Unter dem Gesichtspunkt der Rechtswidrigkeit des Inhaltes verweist der Beschwerdeführer im Wesentlichen darauf, eine Dienstpflichtverletzung könne lediglich im Falle ihrer schuldhaften Begehung disziplinär geahndet werden. Der Nachweis eines schuldhaften Verhaltens sei jedoch nicht erbracht worden. Im Übrigen sei auch die rechtliche Qualifikation der allenfalls durch RevInsp. Z. nicht erbrachten "Plusstunden" unrichtig, da dieser den Dienst unzweifelhaft angetreten habe, und es lediglich eine Frage der von diesem zu verantwortenden, zumindest teilweisen Abwesenheit vom Dienst sei.

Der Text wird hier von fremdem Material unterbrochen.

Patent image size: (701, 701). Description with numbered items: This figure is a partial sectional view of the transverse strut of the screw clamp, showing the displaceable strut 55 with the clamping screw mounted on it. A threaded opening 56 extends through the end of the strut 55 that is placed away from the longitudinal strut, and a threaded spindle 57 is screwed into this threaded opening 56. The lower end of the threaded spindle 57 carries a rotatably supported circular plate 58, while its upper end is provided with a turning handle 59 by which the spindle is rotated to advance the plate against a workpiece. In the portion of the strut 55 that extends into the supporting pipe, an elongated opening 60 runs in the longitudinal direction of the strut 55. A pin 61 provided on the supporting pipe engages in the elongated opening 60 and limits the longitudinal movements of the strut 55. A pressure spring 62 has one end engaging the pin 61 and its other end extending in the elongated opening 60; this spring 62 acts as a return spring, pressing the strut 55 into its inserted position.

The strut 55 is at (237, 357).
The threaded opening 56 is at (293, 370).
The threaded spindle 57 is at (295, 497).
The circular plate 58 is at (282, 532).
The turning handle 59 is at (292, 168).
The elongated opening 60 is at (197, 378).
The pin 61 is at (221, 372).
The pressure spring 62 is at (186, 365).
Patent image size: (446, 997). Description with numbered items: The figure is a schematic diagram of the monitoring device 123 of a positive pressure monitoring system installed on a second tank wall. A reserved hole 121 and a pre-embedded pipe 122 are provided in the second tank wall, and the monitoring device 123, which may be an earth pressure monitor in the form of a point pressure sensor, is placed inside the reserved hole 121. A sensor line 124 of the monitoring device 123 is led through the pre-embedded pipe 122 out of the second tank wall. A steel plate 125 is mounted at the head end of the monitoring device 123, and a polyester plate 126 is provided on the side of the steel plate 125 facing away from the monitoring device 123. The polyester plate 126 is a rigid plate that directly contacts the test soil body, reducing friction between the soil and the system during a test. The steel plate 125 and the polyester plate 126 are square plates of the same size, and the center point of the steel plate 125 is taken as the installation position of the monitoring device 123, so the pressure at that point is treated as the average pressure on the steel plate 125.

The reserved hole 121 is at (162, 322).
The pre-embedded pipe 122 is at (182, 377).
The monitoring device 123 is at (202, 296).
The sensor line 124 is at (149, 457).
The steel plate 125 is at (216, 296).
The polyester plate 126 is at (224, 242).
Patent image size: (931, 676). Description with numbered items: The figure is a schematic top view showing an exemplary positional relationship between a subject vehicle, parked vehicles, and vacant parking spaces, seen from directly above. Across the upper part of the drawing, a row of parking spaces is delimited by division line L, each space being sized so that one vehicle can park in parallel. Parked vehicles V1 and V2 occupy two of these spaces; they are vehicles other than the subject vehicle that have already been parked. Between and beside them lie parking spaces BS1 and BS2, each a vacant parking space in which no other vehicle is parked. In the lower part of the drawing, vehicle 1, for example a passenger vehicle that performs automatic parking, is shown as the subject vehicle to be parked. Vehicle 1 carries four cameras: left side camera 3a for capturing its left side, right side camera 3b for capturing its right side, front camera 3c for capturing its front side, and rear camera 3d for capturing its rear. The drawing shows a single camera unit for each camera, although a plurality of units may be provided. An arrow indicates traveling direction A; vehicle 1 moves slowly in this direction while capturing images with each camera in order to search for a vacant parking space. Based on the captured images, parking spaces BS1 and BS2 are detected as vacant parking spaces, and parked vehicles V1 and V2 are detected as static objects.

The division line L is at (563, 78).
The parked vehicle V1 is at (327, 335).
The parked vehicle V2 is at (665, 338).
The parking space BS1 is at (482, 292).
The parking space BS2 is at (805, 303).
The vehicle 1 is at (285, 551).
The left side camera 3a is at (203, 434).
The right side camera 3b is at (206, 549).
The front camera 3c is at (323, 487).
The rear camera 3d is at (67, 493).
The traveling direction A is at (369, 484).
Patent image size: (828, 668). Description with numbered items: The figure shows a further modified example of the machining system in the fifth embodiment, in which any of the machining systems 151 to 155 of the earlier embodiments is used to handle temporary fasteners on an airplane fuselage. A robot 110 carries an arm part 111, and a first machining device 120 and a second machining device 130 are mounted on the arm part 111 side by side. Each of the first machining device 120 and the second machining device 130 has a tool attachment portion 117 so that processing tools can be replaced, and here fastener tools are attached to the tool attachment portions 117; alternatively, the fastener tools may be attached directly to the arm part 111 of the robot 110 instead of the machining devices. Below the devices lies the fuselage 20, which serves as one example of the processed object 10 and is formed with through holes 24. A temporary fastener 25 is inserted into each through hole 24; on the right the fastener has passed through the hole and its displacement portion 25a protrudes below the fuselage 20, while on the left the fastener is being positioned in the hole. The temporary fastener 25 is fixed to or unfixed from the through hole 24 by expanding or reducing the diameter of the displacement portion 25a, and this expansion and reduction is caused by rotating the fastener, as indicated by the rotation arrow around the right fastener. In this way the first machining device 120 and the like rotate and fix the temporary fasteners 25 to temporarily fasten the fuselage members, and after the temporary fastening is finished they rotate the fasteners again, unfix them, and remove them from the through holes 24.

Dies habe für jenen Beamten allenfalls gehaltsrechtliche Konsequenzen. Eine nachträgliche Deklarierung eines Teilzeitraumes als "Nichtdienstzeit" sehe das Gesetz nicht vor. Er weise darauf hin, dass es für ihn überhaupt keine Zweifel daran gegeben habe, dass von den RevInsp. Z. und H. ab 18.00 Uhr des 16. April 1996 Streifendienst im Sinne des § 9 EDR verrichtet worden sei. Dabei sei selbstverständlich zulässig, dass ein Sicherheitswachebeamter in einem solchen Streifendienst auch Örtlichkeiten einbeziehe, zu denen er einen privaten Bezug habe.
Die belangte Behörde legte die Akten des Verwaltungsverfahrens vor, erstattete eine Gegenschrift und beantragte die kostenpflichtige Abweisung der Beschwerde.
Der Verwaltungsgerichtshof hat erwogen:
Nach § 43 Abs. 1 BDG 1979, BGBl. Nr. 333/1979, ist der Beamte verpflichtet, seine dienstlichen Aufgaben unter Beachtung der geltenden Rechtsordnung treu, gewissenhaft und unparteiisch mit den ihm zur Verfügung stehenden Mitteln aus Eigenem zu besorgen.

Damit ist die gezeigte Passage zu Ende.